La manière dont des coureuses de renom comme Chantal van den Broek-Blaak et Marlen Reusser se sont sacrifiées pour elle lors du Ronde est révélatrice du changement de dimension de Kopecky. Elles ont aussi conscience que la Belge possède cette capacité à conclure au sprint une course difficile, une qualité que les deux Néerlandaises n’ont plus vraiment. Elle a aussi été en mesure de savoir suivre une Annemiek van Vleuten sur les monts flamands, comme elle l’a prouvé en accrochant la roue de la Néerlandaise dans le Paterberg, alors qu’il commençait à pleuvoir.
En se rendant compte qu’elle n’avait pas pu distancer sa rivale belge, Van Vleuten a sans doute compris qu’elle avait course perdu.

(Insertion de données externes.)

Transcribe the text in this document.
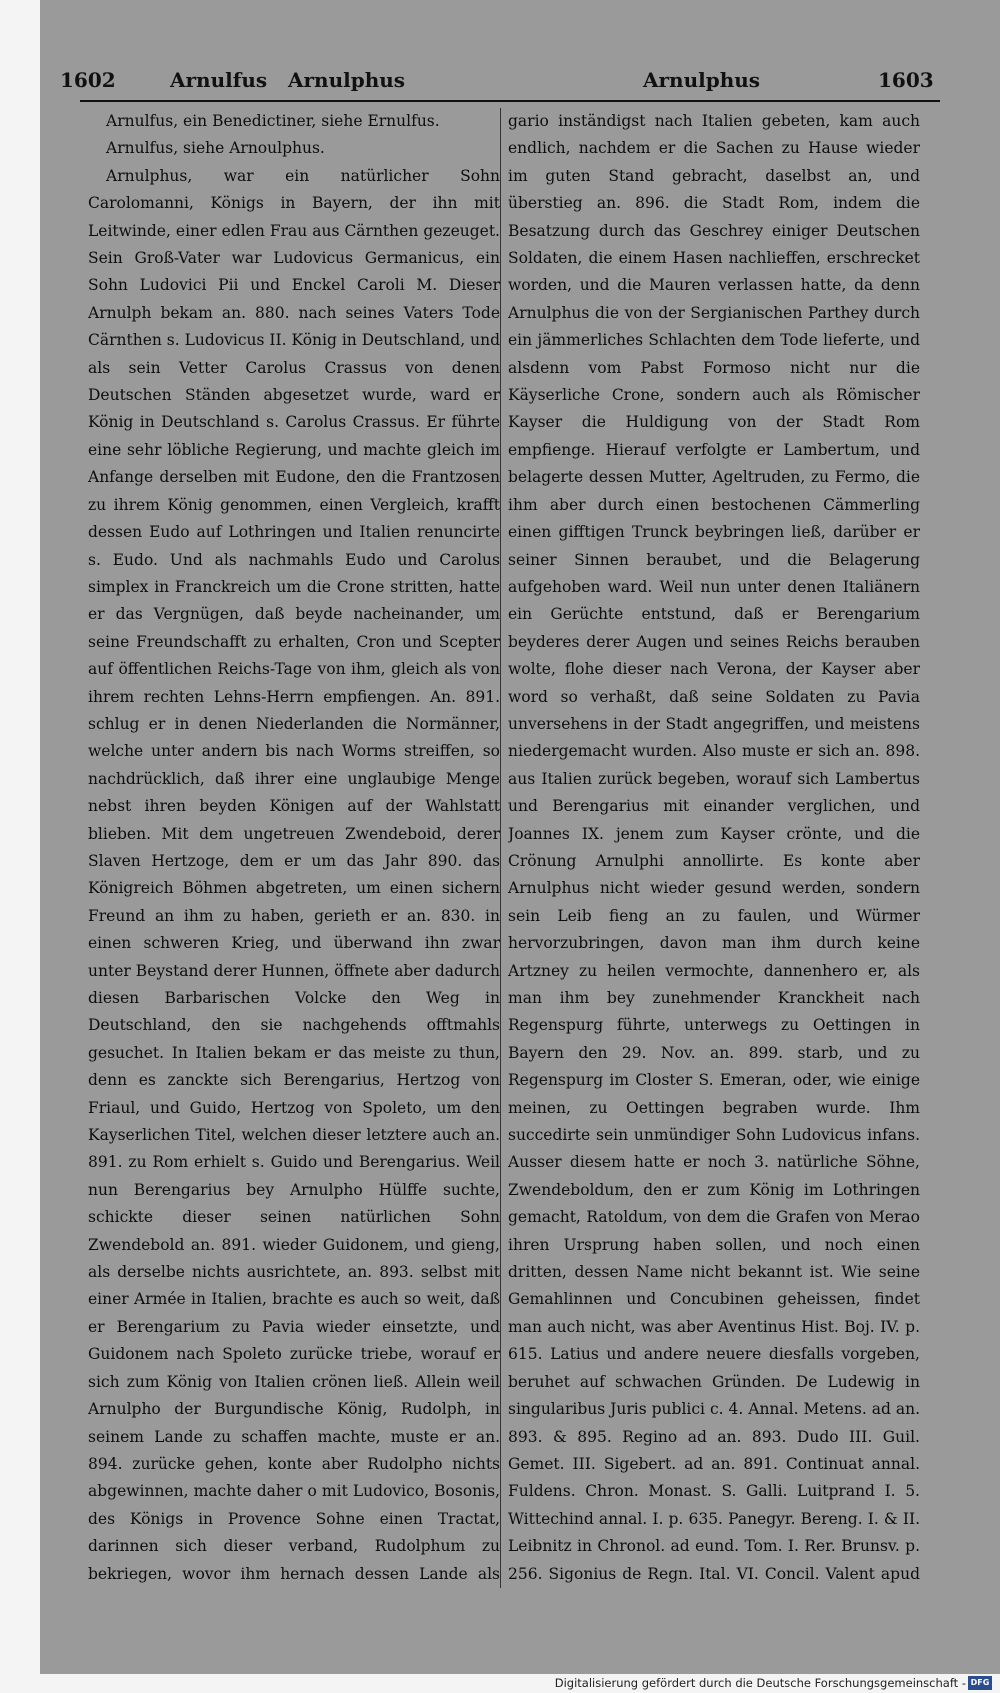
1602	Arnulfus Arnulphus	Arnulphus	1603

Arnulfus, ein Benedictiner, siehe Ernulfus.

Arnulfus, siehe Arnoulphus.

Arnulphus, war ein natürlicher Sohn Carolomanni, Königs in Bayern, der ihn mit Leitwinde, einer edlen Frau aus Cärnthen gezeuget. Sein Groß-Vater war Ludovicus Germanicus, ein Sohn Ludovici Pii und Enckel Caroli M. Dieser Arnulph bekam an. 880. nach seines Vaters Tode Cärnthen s. Ludovicus II. König in Deutschland, und als sein Vetter Carolus Crassus von denen Deutschen Ständen abgesetzet wurde, ward er König in Deutschland s. Carolus Crassus. Er führte eine sehr löbliche Regierung, und machte gleich im Anfange derselben mit Eudone, den die Frantzosen zu ihrem König genommen, einen Vergleich, krafft dessen Eudo auf Lothringen und Italien renuncirte s. Eudo. Und als nachmahls Eudo und Carolus simplex in Franckreich um die Crone stritten, hatte er das Vergnügen, daß beyde nacheinander, um seine Freundschafft zu erhalten, Cron und Scepter auf öffentlichen Reichs-Tage von ihm, gleich als von ihrem rechten Lehns-Herrn empfiengen. An. 891. schlug er in denen Niederlanden die Normänner, welche unter andern bis nach Worms streiffen, so nachdrücklich, daß ihrer eine unglaubige Menge nebst ihren beyden Königen auf der Wahlstatt blieben. Mit dem ungetreuen Zwendeboid, derer Slaven Hertzoge, dem er um das Jahr 890. das Königreich Böhmen abgetreten, um einen sichern Freund an ihm zu haben, gerieth er an. 830. in einen schweren Krieg, und überwand ihn zwar unter Beystand derer Hunnen, öffnete aber dadurch diesen Barbarischen Volcke den Weg in Deutschland, den sie nachgehends offtmahls gesuchet. In Italien bekam er das meiste zu thun, denn es zanckte sich Berengarius, Hertzog von Friaul, und Guido, Hertzog von Spoleto, um den Kayserlichen Titel, welchen dieser letztere auch an. 891. zu Rom erhielt s. Guido und Berengarius. Weil nun Berengarius bey Arnulpho Hülffe suchte, schickte dieser seinen natürlichen Sohn Zwendebold an. 891. wieder Guidonem, und gieng, als derselbe nichts ausrichtete, an. 893. selbst mit einer Armée in Italien, brachte es auch so weit, daß er Berengarium zu Pavia wieder einsetzte, und Guidonem nach Spoleto zurücke triebe, worauf er sich zum König von Italien crönen ließ. Allein weil Arnulpho der Burgundische König, Rudolph, in seinem Lande zu schaffen machte, muste er an. 894. zurücke gehen, konte aber Rudolpho nichts abgewinnen, machte daher o mit Ludovico, Bosonis, des Königs in Provence Sohne einen Tractat, darinnen sich dieser verband, Rudolphum zu bekriegen, wovor ihm hernach dessen Lande als

gario inständigst nach Italien gebeten, kam auch endlich, nachdem er die Sachen zu Hause wieder im guten Stand gebracht, daselbst an, und überstieg an. 896. die Stadt Rom, indem die Besatzung durch das Geschrey einiger Deutschen Soldaten, die einem Hasen nachlieffen, erschrecket worden, und die Mauren verlassen hatte, da denn Arnulphus die von der Sergianischen Parthey durch ein jämmerliches Schlachten dem Tode lieferte, und alsdenn vom Pabst Formoso nicht nur die Käyserliche Crone, sondern auch als Römischer Kayser die Huldigung von der Stadt Rom empfienge. Hierauf verfolgte er Lambertum, und belagerte dessen Mutter, Ageltruden, zu Fermo, die ihm aber durch einen bestochenen Cämmerling einen gifftigen Trunck beybringen ließ, darüber er seiner Sinnen beraubet, und die Belagerung aufgehoben ward. Weil nun unter denen Italiänern ein Gerüchte entstund, daß er Berengarium beyderes derer Augen und seines Reichs berauben wolte, flohe dieser nach Verona, der Kayser aber word so verhaßt, daß seine Soldaten zu Pavia unversehens in der Stadt angegriffen, und meistens niedergemacht wurden. Also muste er sich an. 898. aus Italien zurück begeben, worauf sich Lambertus und Berengarius mit einander verglichen, und Joannes IX. jenem zum Kayser crönte, und die Crönung Arnulphi annollirte. Es konte aber Arnulphus nicht wieder gesund werden, sondern sein Leib fieng an zu faulen, und Würmer hervorzubringen, davon man ihm durch keine Artzney zu heilen vermochte, dannenhero er, als man ihm bey zunehmender Kranckheit nach Regenspurg führte, unterwegs zu Oettingen in Bayern den 29. Nov. an. 899. starb, und zu Regenspurg im Closter S. Emeran, oder, wie einige meinen, zu Oettingen begraben wurde. Ihm succedirte sein unmündiger Sohn Ludovicus infans. Ausser diesem hatte er noch 3. natürliche Söhne, Zwendeboldum, den er zum König im Lothringen gemacht, Ratoldum, von dem die Grafen von Merao ihren Ursprung haben sollen, und noch einen dritten, dessen Name nicht bekannt ist. Wie seine Gemahlinnen und Concubinen geheissen, findet man auch nicht, was aber Aventinus Hist. Boj. IV. p. 615. Latius und andere neuere diesfalls vorgeben, beruhet auf schwachen Gründen. De Ludewig in singularibus Juris publici c. 4. Annal. Metens. ad an. 893. & 895. Regino ad an. 893. Dudo III. Guil. Gemet. III. Sigebert. ad an. 891. Continuat annal. Fuldens. Chron. Monast. S. Galli. Luitprand I. 5. Wittechind annal. I. p. 635. Panegyr. Bereng. I. & II. Leibnitz in Chronol. ad eund. Tom. I. Rer. Brunsv. p. 256. Sigonius de Regn. Ital. VI. Concil. Valent apud

Digitalisierung gefördert durch die Deutsche Forschungsgemeinschaft - DFG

Grâce à un jeu tactique entre Lotte Kopecky et sa coéquipière Van den Broek-Blaak, revenue de l’arrière après la dernière bosse, pour forcer la Néerlandaise à aborder le sprint en première position ? Ce ne fut pas nécessaire. « Si elle ne peut pas me battre sur son domaine comme les montées, je me suis dit qu’elle ne pourrait pas me battre dans mon domaine de prédilection non plus. Quand elle a démarré son sprint, je n’ai pas hésité », raconte la lauréate du Ronde.
Une Wout van Aert au féminin
Ainsi, Kopecky a réalisé son rêve ultime, en compagnie des deux dames qui l’avaient précédée lors de ce Tour des Flandres de 2017. Elle a ainsi également confirmé la prophétie de Jolien D’Hoore dans le Guide du cyclisme de Sport/Foot Magazine. « C’est la Wout van Aert féminine » : une coureuse qui excelle dans plusieurs disciplines (dans son cas, la route et la piste) et qui peut gagner toutes les classiques, à l’exception de la Flèche Wallonne
Lotte Kopecky a déjà remporté deux classiques majeures en moins d’un mois. En conséquence, elle est passée de « quelque part entre la quatrième et la huitième place » dans la hiérarchie internationale (comme elle l’avait dit avant les championnats du monde l’année dernière), à la troisième place. Comme la femme à tout faire du moment. Après tout, personne dans le peloton féminin ne peut digérer aussi bien les montées courtes (et même les longues) et être ensuite capable d’être aussi dominante au sprint. Deux armes efficaces pour gagner régulièrement des courses de haut niveau, surtout si vous pouvez en plus vous appuyer sur une équipe forte comme SD Worx. On oubliera bien sûr pas le rôle de l’ombre de son compagnon Kieran De Fauw.
Une source d’inspiration
« Plus est en elle. » À seulement 26 ans, Lotte Kopecky a encore de belles années devant elle au sommet de la hiérarchie mondiale de la petite reine. Elle pourra aussi s’adresser plusieurs fois aux fans belges de cyclisme sur un podium et lancer en l’air des gobelets en plastique contenant de la bière, comme elle l’a fait dimanche à Audenarde. Ce que les messieurs, en l’absence de Wout van Aert, n’ont pas pu faire, Kopecky l’a réalisé. Douze ans après que Grace Verbeke soit devenue la première Belge à remporter le Tour des Flandres, mais à l’époque dans un silence assourdissant.